Not on display
After drawing several views of Edinburgh from the eastern side of Arthur’s Seat, near St Anthony’s Chapel (folios 57–60 verso; D13421–D13429; CLXV 55–58a), Turner seems to have found a view worth devoting some time to with this drawing. In general the degree of detail and finish is much higher than the similar views, although he still saves time where possible: notably, the castle, sketched numerous times already in this sketchbook, is drawn in outline only.
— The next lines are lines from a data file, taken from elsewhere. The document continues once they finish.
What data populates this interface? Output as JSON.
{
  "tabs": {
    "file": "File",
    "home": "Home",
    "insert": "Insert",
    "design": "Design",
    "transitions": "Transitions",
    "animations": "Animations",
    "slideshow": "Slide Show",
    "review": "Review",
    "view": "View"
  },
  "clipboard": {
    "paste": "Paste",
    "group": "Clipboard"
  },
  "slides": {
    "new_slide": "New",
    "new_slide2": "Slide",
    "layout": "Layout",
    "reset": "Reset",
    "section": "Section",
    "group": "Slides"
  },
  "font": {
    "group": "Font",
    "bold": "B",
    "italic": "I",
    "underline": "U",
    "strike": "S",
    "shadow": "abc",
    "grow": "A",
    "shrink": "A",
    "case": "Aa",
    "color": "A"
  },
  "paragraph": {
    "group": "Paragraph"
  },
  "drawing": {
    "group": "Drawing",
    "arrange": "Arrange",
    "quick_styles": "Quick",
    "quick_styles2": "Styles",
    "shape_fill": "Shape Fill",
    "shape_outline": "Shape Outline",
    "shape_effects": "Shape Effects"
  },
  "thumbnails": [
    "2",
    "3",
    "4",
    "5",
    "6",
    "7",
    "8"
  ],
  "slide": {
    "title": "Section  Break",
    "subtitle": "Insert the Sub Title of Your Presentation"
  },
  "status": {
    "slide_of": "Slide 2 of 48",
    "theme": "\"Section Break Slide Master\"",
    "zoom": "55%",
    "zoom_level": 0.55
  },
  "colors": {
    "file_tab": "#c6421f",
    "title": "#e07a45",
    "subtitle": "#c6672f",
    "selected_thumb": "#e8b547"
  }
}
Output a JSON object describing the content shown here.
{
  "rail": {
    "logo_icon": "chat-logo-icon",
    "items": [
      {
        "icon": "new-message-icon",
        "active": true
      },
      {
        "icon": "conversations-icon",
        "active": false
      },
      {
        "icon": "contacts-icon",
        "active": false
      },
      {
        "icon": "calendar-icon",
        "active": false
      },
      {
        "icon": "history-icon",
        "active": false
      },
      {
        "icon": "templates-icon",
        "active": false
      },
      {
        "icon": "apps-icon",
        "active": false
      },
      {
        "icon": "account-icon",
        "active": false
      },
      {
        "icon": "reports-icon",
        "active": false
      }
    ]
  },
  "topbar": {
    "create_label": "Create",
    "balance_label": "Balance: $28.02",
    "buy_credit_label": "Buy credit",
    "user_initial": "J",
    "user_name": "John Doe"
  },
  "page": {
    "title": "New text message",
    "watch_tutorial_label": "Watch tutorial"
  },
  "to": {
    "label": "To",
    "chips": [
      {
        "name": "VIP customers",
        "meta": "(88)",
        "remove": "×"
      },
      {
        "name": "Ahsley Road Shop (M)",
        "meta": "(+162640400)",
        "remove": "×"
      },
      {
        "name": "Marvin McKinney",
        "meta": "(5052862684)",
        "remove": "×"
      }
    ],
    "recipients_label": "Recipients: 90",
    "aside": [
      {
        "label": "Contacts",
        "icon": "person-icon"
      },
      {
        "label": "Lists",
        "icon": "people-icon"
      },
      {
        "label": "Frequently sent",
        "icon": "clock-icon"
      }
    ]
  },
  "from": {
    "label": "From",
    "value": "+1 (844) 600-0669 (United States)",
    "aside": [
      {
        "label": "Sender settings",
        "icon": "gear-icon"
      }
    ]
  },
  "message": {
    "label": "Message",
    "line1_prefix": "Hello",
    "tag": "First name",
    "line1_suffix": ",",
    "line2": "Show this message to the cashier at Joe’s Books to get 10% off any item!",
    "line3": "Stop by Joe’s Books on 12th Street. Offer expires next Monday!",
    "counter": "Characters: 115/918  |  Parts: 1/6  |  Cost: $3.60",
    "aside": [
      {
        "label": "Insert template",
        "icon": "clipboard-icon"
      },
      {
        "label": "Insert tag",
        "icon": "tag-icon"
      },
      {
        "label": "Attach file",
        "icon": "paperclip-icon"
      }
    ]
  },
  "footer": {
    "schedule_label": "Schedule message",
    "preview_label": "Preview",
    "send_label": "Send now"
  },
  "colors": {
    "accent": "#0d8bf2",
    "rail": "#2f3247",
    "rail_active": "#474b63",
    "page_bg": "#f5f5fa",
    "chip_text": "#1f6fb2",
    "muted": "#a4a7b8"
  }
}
Turner stands about halfway up the eastern side of Arthur’s Seat, which takes up much of the foreground and the left of the picture, with St Anthony’s Chapel at the bottom left. The Palace of Holyrood, is seen on the right with North Bridge behind it. In the centre of the drawing is Edinburgh Old Town with its various church spires, most notably, the open crown spire of St Giles’s Cathedral, and above it all is Edinburgh Castle.
It is possible that Turner was considering this view as an illustration for Scott’s Provincial Antiquities, although, in the end, the more popular view of Edinburgh from Calton Hill, circa 1819 (watercolour National Gallery of Scotland)1 was selected.
Andrew Wilton, J.M.W. Turner: His Life and Work, Fribourg 1979, p.426 no.1062.